Can you taste the difference between Red, Orange, Yellow, and Green bell peppers? My oldest daughter recently said she could distinguish them blindfolded, so we set up a Bell Pepper Taste Test for her and were so curious we all tried it—kids, too.
The Set Up
We blindfolded the first tester, set before him six small slices of raw peppers—six to prevent him from judging on the basis of elimination—and a glass of water for cleansing the palate between tastes.
Record the Results
My son-in-law the Scribe wrote the abbreviations for colors in the left column. The first taster ate a Red pepper sample and pronounced it red, and the Scribe recorded an R next to the Red pepper row. After the tester finished his six samples, other testers took their turns.
Repeat the Test
A few days later, we ran the test with another group of testers and got similar results.
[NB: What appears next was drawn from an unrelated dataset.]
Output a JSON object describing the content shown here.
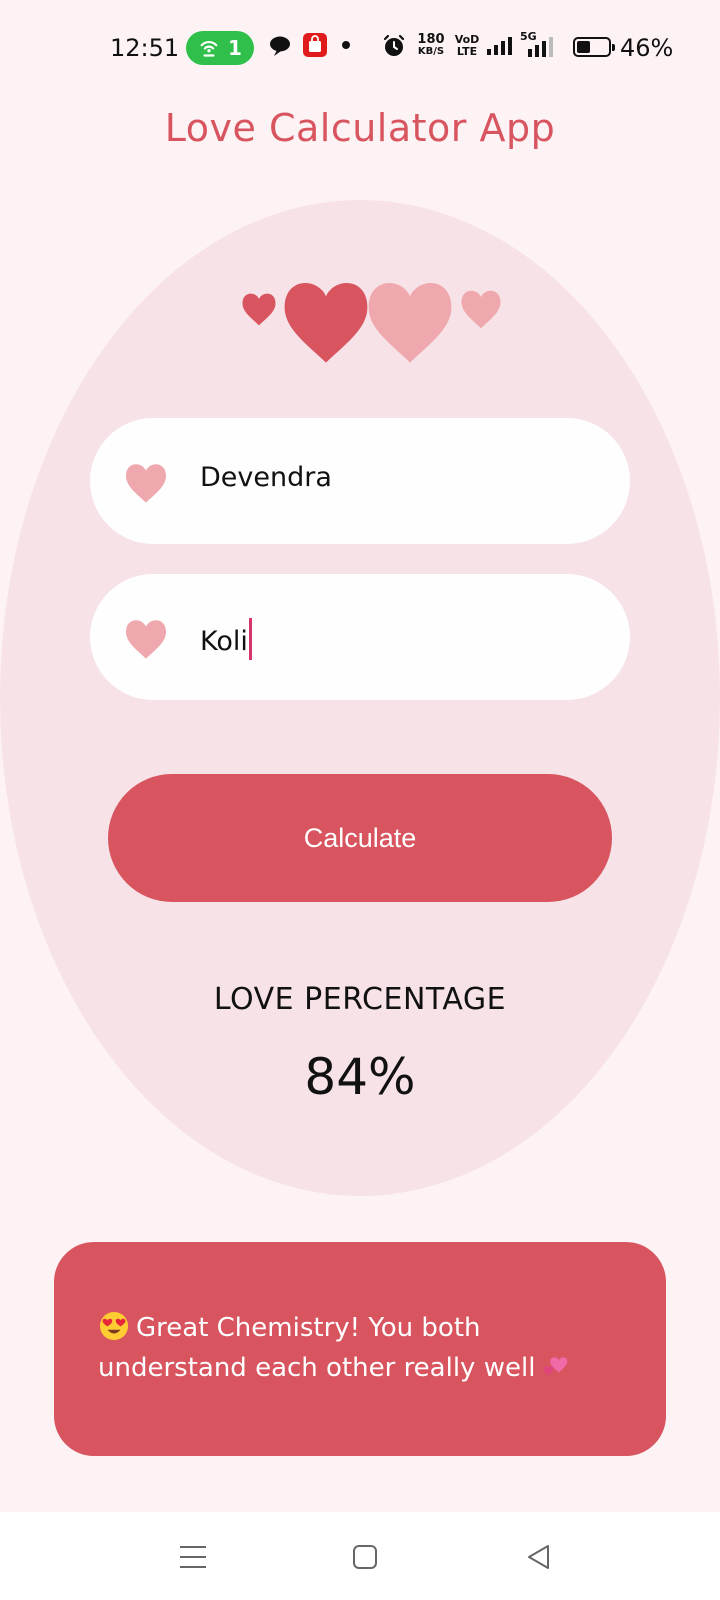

All the kids present volunteered to participate, including one who doesn’t like green peppers and gagged when he tasted it blindfolded.
Publish the Outcome
As you can see, everyone did best at recognizing green peppers—66% of the time—which is to be expected as they have a pungent flavor. Orange got mistaken most often for Red or Yellow. Yellow was recognized only 1 time out of 8 tastes and often confused with Green. We didn’t control the order in which colors were introduced, nor other factors, such as the variations in the same color peppers, that could skew the results. We learned that the pepper sample needed to be just big enough to get a sufficient taste and not so big that it filled us up.
Reap the Benefits
Overall, I thought the experience was fun as well as nutritious. You know what else? I’ve been paying a lot more attention to the taste of bell peppers and all foods, with hopes that I can acquire that “discriminating taste” I lost when I fixated on weight loss diets for all those years. Eating is one of the joys of life; I can’t think of a better way to enhance mealtime pleasure than to build our repertoire of flavor nuances.